In the Netherlands, which was the birthplace of CDC arrangements, these plans now are expected to be converted into pure DC plans as they failed to deliver intergenerational fairness, sources said. Generational equality wasn't achieved by the Dutch plans because older participants' benefits were drawn at the expense of younger participants' benefits, the sources said.
But Simon Eagle, consultant at Willis Towers Watson PLC in London, said the U.K. approach to CDC is different from the Dutch model. In the Netherlands, the government in 2005 compelled plan sponsors to convert existing DB plans into collective DC arrangements when liabilities increased to four times the company's enterprise value. Under the U.K. proposal, Mr. Eagle said, companies would not be converting DB funds into CDC plans. Instead, they will be freezing the DB plans and opening a CDC plan that will begin to accrue benefits from scratch.
Steven Taylor, partner at Lane Clark & Peacock LLP in London, noted the CDC legislation will not help companies with closed DB funds that have funding deficits: "Those deficits will still need to be met by employer contributions as they are at present."

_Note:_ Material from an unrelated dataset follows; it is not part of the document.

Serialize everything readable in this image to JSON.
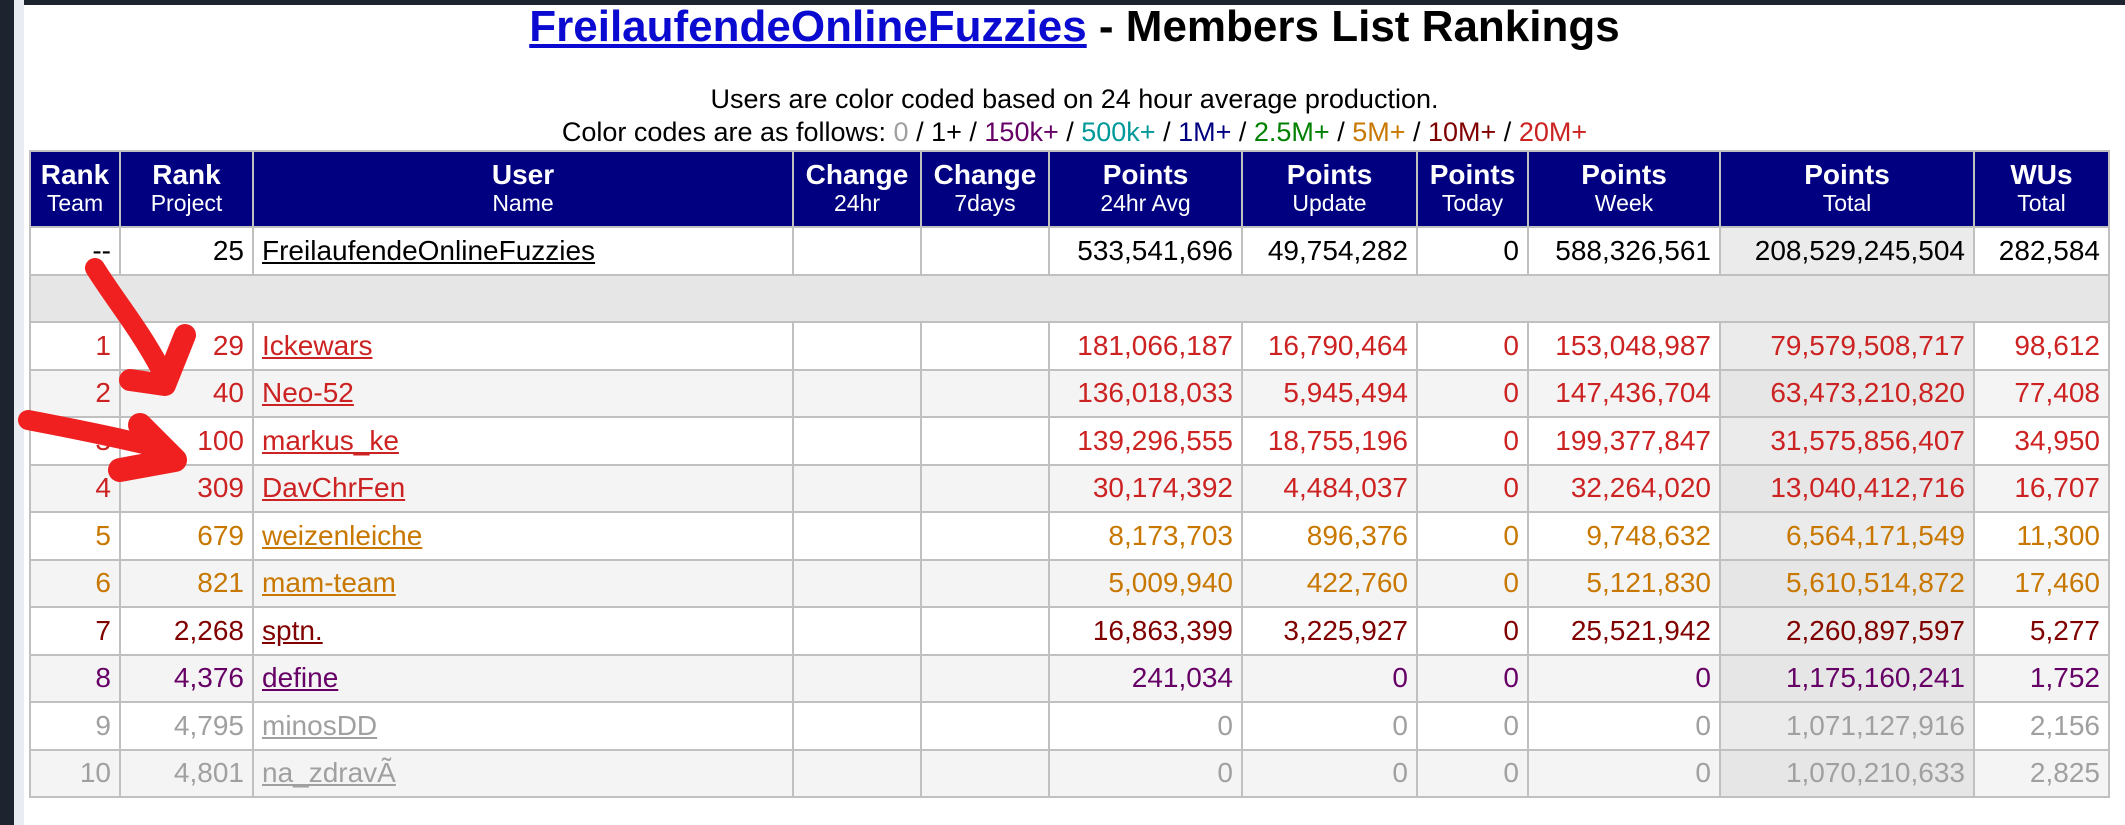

"This means the U.K. design is less constrained than those already existing overseas," Mr. Eagle said.
Martijn Vos, managing director, pension and insurance, at consulting firm Ortec Finance, thinks "CDC, with a fixed contribution, is better (off) in an increasing rates environment (like in the U.K) and it is useful for (participants) who are 10 to 15 years before retirement," compared to the Netherlands, where CDC was introduced in a period of declining interest rates.